Once again I’ve started the new season even more slowly than Harry Kane, which I’m blaming on the World Cup soaking up a lot of the time I’d usually use for building and upgrading my various data and graphics tools.

 

Today I finally got around to finishing a revised template for my match timelines, which were one of the first “expected goals” graphics I built and therefore long overdue an update. If you’re not familiar with these, they track the cumulative quality of each team’s shots over the course of a match, measured in expected goals. They also overlay the actual goals scored so that the two can be compared. If you want a bit more context, the original explanation I wrote is here.
Here’s an example of an old one:
… and here’s how they look now:
The main improvements I’ve made are as follows:
More detail on the lines

The original version binned all shots into 90 buckets – one for each minute – which meant that if a team had several shots in the same minute it’d show up as one jump. The new versions show each shot separately at its exact timestamp within the match, so it’s now easier to distinguish a flurry of attempts from one big chance. Another minor (but long overdue) aesthetic improvement rolled into this is that the lines now jump vertically for each shot rather than diagonally to the next minute.

Inclusion of injury time

As part of the original binning process mentioned above, every shot taken in added time was rolled into the 45th and 90th minutes, which often obscured a lot of late action. The timelines are now scaled to show the correct amount of added time in each half and the shots will show up individually.

Ranking the top three players

One thing I was keen to do was make the graphics larger so that they could look more crisp and make better use of modern phone screens, but I quickly realised there was room to include additional data alongside the main timeline. I’ve plumped for including a small colour-coded bar graph showing the three players who racked up the highest expected goals totals in the game and therefore posed the greatest threat.

Correcting the value of multiple shots

Previously the model that powers these timelines would simply count up the expected goals (xG) value of each shot individually and then add all these together. This works fine in most cases but when a single attack contains two or more shots – e.g. in a goalmouth scramble or after a saved penalty – then the combined xG of the shots can add up to more than 1. This doesn’t make sense as it’s basically saying that you could have scored more than one goal from a single attack, so the shot values in these scenarios have been adjusted down. I’ve used a solution that Danny Page suggested, which is to consider the percentages of each shot *not* being scored to come up with an overall probability for the group of chances resulting in a goal and spread this value proportionally over all of these shots.

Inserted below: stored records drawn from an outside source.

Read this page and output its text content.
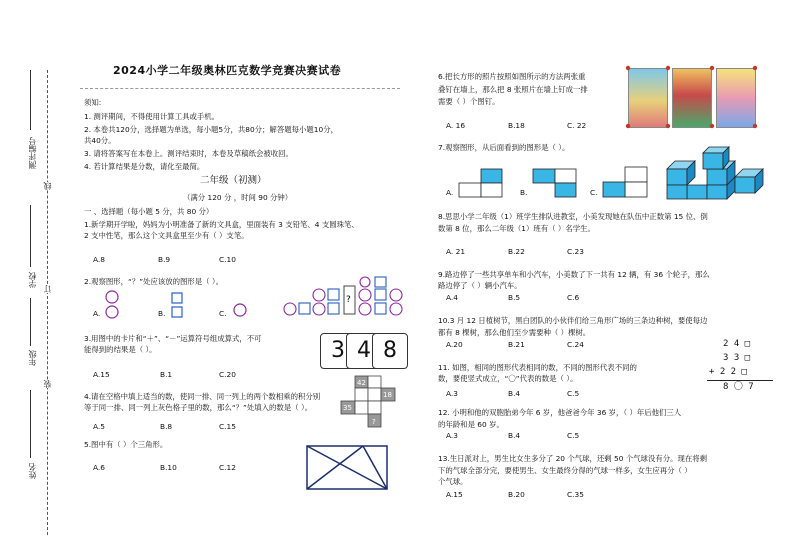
测评编号
学校
年级
姓名
线
订
装
2024小学二年级奥林匹克数学竞赛决赛试卷
须知:
1. 测评期间，不得使用计算工具或手机。
2. 本卷共120分，选择题为单选，每小题5分，共80分；解答题每小题10分，
共40分。
3. 请将答案写在本卷上。测评结束时，本卷及草稿纸会被收回。
4. 若计算结果是分数，请化至最简。
二年级（初测）
（满分 120 分 ，时间 90 分钟）
一 、选择题（每小题 5 分，共 80 分）
1.新学期开学啦，妈妈为小明准备了新的文具盒，里面装有 3 支铅笔、4 支圆珠笔、
2 支中性笔，那么这个文具盒里至少有（ ）支笔。
A.8	B.9	C.10
2.观察图形，“？”处应该放的图形是（ ）。
A.	B.	C.
?
3.用图中的卡片和“＋”、“－”运算符号组成算式，不可
能得到的结果是（ ）。	3 4 8
A.15	B.1	C.20
4.请在空格中填上适当的数，使同一排、同一列上的两个数相乘的积分别
等于同一排、同一列上灰色格子里的数，那么“？”处填入的数是（ ）。
42
18
35
?
A.5	B.8	C.15
5.图中有（ ）个三角形。
A.6	B.10	C.12
6.把长方形的照片按照如图所示的方法两张重
叠钉在墙上，那么把 8 张照片在墙上钉成一排
需要（ ）个图钉。
A. 16	B.18	C. 22
7.观察图形，从后面看到的图形是（ ）。
A.	B.	C.
8.思思小学二年级（1）班学生排队进教室，小美发现她在队伍中正数第 15 位、倒
数第 8 位，那么二年级（1）班有（ ）名学生。
A. 21	B.22	C.23
9.路边停了一些共享单车和小汽车，小美数了下一共有 12 辆，有 36 个轮子，那么
路边停了（ ）辆小汽车。
A.4	B.5	C.6
10.3 月 12 日植树节，黑白团队的小伙伴们给三角形广场的三条边种树，要使每边
都有 8 棵树，那么他们至少需要种（ ）棵树。
A.20	B.21	C.24
11. 如图，相同的图形代表相同的数，不同的图形代表不同的
数，要使竖式成立，“〇”代表的数是（ ）。
2 4 □
3 3 □
+ 2 2 □
8 〇 7
A.3	B.4	C.5
12. 小明和他的双胞胎弟今年 6 岁，他爸爸今年 36 岁，（ ）年后他们三人
的年龄和是 60 岁。
A.3	B.4	C.5
13.生日派对上，男生比女生多分了 20 个气球，还剩 50 个气球没有分。现在将剩
下的气球全部分完，要使男生、女生最终分得的气球一样多，女生应再分（ ）
个气球。
A.15	B.20	C.35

A quick note on data accuracy

While I’ve done the best job I can with the data available, the xG values may not be as accurate as those created from advanced datasets like Opta, StrataBet or StatsBomb, which include things like defender positioning and the exact co-ordinates of each chance. This is the main reason behind me not creating match-specific graphics for the Premier League and other top divisions, as others are covering these in a similar way with more granular information.